Guaranties and leases are separate documents; the former impose obligations on the guarantors and the latter impose obligations on the landlord and the tenant (see Park Towers S. Co., LLC v. 57 W. Operating Co., Inc., 96 A.D.3d 443, 945 N.Y.S.2d 554 1st Dept.2012 ). When a guarantor is sued on the guaranty, as is the case here, he or she cannot raise a claim or defense which is personal to the principal debtor, such as breach of the principal contract, unless it extends to a failure of consideration for the principal contract, and therefore for the guarantor's contract.

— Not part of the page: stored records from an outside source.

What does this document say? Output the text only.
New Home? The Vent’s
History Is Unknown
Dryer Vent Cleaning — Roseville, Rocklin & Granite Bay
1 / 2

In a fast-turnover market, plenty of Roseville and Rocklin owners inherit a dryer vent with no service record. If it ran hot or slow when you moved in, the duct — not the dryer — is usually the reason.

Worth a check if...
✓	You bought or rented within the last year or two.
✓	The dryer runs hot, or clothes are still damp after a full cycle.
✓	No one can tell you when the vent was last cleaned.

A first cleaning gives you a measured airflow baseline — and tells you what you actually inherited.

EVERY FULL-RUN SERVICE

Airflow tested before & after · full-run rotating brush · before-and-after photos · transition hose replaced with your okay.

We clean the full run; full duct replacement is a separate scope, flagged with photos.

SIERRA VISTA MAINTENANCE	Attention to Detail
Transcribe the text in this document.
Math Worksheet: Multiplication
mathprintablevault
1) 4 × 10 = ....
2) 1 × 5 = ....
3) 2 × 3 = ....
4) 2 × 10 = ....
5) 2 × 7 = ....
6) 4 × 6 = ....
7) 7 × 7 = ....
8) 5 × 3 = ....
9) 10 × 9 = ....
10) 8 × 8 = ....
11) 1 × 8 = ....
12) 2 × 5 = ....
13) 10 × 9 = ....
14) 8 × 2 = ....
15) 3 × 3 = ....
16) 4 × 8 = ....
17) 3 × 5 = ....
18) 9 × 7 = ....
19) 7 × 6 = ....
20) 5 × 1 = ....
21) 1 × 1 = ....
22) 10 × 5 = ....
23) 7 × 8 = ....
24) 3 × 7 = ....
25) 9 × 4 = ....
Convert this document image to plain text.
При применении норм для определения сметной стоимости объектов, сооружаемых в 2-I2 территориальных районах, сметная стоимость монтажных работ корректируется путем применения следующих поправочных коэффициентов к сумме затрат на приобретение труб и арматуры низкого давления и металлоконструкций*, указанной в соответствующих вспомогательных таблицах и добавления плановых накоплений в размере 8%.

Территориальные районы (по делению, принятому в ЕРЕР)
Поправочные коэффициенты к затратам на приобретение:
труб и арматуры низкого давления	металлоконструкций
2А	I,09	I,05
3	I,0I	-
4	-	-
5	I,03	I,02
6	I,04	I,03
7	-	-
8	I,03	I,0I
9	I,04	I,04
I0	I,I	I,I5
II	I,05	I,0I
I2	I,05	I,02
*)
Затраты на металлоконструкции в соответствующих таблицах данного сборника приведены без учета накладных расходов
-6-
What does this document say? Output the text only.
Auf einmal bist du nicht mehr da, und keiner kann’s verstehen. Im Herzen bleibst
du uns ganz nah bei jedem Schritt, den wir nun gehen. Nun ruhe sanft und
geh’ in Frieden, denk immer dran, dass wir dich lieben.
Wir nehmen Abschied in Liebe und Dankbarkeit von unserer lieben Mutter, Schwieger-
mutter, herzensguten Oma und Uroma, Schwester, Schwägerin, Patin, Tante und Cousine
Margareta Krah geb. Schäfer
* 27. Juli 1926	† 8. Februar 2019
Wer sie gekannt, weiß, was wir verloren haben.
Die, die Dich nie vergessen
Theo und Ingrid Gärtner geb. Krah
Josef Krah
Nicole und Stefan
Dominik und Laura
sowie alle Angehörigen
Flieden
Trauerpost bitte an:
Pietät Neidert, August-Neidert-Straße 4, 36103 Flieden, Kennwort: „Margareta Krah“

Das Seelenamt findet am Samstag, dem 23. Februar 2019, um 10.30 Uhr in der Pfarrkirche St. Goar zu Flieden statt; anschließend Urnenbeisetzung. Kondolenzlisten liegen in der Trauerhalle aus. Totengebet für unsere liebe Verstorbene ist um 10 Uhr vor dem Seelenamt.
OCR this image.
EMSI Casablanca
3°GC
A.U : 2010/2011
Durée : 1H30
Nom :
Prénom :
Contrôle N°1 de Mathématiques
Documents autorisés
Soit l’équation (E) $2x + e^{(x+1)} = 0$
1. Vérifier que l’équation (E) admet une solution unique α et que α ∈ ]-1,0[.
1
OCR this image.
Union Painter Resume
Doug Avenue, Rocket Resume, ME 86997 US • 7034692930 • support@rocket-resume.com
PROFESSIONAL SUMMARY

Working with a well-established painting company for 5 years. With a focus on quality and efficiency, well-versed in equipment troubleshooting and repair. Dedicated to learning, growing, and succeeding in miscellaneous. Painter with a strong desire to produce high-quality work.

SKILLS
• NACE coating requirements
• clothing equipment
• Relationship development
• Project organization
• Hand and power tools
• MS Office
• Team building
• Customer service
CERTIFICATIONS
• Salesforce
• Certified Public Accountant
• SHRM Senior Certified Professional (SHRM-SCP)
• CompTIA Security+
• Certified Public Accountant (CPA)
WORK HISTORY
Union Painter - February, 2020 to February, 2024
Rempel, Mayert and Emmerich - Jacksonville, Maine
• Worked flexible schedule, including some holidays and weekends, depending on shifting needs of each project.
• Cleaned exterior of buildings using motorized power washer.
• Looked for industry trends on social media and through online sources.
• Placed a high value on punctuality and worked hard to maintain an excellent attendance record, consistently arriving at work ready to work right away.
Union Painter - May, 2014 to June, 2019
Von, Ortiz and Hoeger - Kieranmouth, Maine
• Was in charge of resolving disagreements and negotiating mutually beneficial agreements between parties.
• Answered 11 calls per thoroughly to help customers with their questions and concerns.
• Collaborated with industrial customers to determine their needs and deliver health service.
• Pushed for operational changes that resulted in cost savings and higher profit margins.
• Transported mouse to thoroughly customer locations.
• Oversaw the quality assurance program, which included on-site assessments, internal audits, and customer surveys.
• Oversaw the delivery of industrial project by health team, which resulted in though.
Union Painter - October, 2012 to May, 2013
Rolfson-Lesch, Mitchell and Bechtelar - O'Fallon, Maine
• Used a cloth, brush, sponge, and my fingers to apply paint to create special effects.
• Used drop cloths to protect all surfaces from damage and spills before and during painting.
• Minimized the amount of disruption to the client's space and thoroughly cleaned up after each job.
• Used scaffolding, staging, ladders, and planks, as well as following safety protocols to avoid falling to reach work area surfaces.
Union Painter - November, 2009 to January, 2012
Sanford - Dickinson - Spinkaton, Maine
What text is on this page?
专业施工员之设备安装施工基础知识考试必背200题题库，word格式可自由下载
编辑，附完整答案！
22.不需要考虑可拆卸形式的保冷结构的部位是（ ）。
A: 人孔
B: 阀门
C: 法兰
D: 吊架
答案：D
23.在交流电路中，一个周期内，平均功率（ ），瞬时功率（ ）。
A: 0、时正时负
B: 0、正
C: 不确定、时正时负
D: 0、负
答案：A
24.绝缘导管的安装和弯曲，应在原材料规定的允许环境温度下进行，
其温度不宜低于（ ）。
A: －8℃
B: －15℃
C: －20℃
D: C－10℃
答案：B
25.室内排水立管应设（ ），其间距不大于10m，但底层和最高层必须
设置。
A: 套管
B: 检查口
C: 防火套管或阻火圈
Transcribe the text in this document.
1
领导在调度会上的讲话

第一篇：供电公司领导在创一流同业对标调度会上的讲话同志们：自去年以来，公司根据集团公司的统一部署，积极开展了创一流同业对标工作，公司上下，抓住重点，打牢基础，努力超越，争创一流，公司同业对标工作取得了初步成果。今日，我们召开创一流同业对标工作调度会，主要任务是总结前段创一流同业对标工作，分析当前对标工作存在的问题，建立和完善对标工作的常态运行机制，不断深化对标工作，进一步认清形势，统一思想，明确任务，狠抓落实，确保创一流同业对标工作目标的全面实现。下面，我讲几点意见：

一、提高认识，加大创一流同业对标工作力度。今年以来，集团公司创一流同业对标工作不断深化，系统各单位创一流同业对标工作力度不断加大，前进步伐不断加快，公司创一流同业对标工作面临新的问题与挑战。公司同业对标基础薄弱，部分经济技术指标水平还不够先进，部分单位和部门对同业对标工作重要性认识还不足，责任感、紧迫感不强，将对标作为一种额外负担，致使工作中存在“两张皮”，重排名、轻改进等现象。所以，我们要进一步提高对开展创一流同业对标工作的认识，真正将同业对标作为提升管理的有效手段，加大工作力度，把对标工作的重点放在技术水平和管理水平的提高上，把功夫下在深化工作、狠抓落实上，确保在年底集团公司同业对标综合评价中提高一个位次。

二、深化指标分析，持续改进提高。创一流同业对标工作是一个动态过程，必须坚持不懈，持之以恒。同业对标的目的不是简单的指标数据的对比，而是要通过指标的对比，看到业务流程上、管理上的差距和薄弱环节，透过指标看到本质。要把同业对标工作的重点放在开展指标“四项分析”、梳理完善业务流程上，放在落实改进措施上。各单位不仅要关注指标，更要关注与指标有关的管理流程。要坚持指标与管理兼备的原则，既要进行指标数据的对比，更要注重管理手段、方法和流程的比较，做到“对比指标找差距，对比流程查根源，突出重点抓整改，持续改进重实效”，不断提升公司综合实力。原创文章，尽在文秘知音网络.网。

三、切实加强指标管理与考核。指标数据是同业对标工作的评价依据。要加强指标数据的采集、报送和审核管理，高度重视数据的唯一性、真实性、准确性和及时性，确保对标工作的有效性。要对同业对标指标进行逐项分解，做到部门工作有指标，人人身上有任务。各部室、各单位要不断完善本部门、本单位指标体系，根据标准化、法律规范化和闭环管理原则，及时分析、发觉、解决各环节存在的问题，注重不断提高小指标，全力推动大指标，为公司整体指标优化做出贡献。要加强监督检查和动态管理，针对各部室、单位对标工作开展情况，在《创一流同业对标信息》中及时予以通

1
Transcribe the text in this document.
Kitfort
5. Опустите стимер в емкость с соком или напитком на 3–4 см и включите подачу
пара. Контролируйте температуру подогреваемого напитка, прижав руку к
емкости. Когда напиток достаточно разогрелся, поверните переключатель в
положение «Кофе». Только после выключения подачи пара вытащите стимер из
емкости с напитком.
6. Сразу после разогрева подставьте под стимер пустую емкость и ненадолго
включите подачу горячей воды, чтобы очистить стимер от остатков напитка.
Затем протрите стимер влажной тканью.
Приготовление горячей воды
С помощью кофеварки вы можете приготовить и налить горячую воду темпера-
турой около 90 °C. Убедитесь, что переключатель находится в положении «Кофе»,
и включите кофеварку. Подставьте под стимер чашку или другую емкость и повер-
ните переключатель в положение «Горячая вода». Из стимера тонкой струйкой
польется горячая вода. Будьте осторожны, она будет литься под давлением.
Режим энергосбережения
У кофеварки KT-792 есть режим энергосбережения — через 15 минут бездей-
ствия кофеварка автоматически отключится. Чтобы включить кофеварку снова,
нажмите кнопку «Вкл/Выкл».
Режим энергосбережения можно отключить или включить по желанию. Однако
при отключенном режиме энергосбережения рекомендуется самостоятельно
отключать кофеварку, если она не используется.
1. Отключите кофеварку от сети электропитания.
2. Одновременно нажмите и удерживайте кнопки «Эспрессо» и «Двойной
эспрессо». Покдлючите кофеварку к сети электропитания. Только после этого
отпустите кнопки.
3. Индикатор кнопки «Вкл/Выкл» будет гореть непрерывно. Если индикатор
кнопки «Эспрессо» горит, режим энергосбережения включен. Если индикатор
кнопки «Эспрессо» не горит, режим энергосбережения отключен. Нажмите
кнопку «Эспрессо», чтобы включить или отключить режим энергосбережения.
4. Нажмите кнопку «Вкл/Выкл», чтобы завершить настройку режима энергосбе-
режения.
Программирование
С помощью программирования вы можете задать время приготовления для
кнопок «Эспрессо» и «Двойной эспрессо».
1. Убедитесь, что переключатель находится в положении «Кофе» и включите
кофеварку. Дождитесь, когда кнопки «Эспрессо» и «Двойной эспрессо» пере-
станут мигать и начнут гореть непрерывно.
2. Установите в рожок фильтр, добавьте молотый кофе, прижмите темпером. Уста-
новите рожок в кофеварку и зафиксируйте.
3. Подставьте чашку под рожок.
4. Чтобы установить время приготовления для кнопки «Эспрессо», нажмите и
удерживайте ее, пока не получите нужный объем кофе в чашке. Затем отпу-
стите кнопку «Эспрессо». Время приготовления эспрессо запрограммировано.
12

(see Walcutt v. Clevite Corp., 13 N.Y.2d 48, 55–56, 241 N.Y.S.2d 834, 191 N.E.2d 894 1963; see also Moon 170 Mercer, Inc. v. Vella, 122 A.D.3d 544, 545, 998 N.Y.S.2d 19 1st Dept.2014; Hotel 71 Mezz Lender LLC v. Mitchell, 63 A.D.3d 447, 880 N.Y.S.2d 67 1st Dept.2009 ). The defenses and counterclaims asserted in the answer arise from the lease and do not include failure of consideration, and defendant guarantor was not a party to that agreement. Therefore, plaintiff landlord's alleged violation of the obligation not to unreasonably withhold consent to an assignment or sublease may not be raised in this action seeking to enforce the guaranty.
In any event, the defenses and counterclaims could have been raised in the prior action against the tenant, but the tenant failed to appear and a default judgment was entered against it.
We have considered defendant's remaining arguments and find them unavailing.
TOM, J.P., SWEENY, RICHTER, MANZANET–DANIELS, JJ., concur.